Tres meses después de mi expulsión, me echaron de la casa de mis padres. Durante los tres años siguientes, me las arreglé para encontrar más empleos mal pagados en restaurantes, en una fábrica, en una heladería, en una hamburguesería y en una gasolinera. Vendí cuchillos de cocinero y ollas de puerta en puerta, suscripciones a revistas y maquillaje. Como no tenía la edad ni la estabilidad suficientes para firmar un contrato de alquiler, me pasaba el día en los sofás de mis compañeros de trabajo, en los pisos de mis amigos y, a veces, en los aparcamientos con mi viejo coche.

Con el tiempo, empecé a gestionar las reservas de una banda de rock local. Un amigo que conocí en el trabajo, productor e ingeniero, me enseñó sobre contratos y cláusulas, porcentajes sobre la entrada frente a tarifas fijas, marketing y publicidad. Y un día, cuando tenía 19 años, me dijo, con más amabilidad de la que sugieren las palabras: “Tienes que ir a la universidad. ¿Quieres ser un perdedor el resto de tu vida?”.

No tenía ningún perfil universitario evidente.

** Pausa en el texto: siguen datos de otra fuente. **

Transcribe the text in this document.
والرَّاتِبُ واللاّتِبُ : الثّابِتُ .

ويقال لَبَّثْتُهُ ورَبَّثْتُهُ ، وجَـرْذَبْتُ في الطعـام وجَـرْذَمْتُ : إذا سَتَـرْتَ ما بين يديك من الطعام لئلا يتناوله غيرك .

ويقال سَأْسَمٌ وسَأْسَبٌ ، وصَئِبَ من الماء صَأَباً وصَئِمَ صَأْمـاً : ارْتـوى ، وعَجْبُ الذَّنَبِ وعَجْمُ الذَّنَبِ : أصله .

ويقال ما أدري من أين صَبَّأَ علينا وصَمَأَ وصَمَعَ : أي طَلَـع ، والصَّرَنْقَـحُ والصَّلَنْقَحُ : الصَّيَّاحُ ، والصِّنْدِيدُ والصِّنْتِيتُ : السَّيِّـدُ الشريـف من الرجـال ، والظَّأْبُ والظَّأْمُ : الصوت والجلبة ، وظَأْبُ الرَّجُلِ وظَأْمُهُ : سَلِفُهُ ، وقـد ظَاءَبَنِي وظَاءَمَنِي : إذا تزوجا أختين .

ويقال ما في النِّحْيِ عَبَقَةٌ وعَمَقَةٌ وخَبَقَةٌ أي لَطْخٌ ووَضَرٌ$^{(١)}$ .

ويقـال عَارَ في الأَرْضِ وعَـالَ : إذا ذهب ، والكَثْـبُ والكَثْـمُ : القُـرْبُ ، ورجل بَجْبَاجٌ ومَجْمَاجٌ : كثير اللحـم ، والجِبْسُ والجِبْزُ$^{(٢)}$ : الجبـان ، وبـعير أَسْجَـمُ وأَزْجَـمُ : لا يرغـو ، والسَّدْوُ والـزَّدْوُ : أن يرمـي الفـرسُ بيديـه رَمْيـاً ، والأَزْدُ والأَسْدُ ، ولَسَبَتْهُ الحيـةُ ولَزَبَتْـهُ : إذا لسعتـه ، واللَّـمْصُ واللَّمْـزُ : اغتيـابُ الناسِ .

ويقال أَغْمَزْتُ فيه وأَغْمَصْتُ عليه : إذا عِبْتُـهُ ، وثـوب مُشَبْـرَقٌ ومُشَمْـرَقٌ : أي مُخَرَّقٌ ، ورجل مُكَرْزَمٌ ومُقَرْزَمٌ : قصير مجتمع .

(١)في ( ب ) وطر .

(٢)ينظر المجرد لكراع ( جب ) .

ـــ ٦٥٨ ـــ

A diferencia de esos jóvenes que quieren cambiar el mundo y que compiten por un puñado de plazas en universidades de lujo, yo no tenía opciones. Mi única esperanza era encontrar una universidad en la que alguien estuviera dispuesto a escuchar mi historia y luego arriesgarse enormemente conmigo. Resultó ser una pequeña escuela en un suburbio del lejano oeste de Chicago llamada North Central College. El hombre era Rick Spencer, el jefe de admisiones, que me sentó en su oficina y me escuchó. No tenía cartas de recomendación, ni calificaciones en el SAT o el ACT, ni deportes ni actividades extracurriculares. Lo que sí tenía —y de lo que me pidió que hablara— era motivación, una idea de que la vida sombría que había vivido durante tres años sería mi vida para siempre si no hacía algo muy diferente.

North Central College me dio una vida. Continué mis estudios de posgrado, luego viajé por el mundo como corresponsal en el extranjero, tuve una hija, publiqué varios libros y finalmente me convertí en profesora. Ninguno de estos éxitos habría sido posible sin el hombre que se arriesgó conmigo.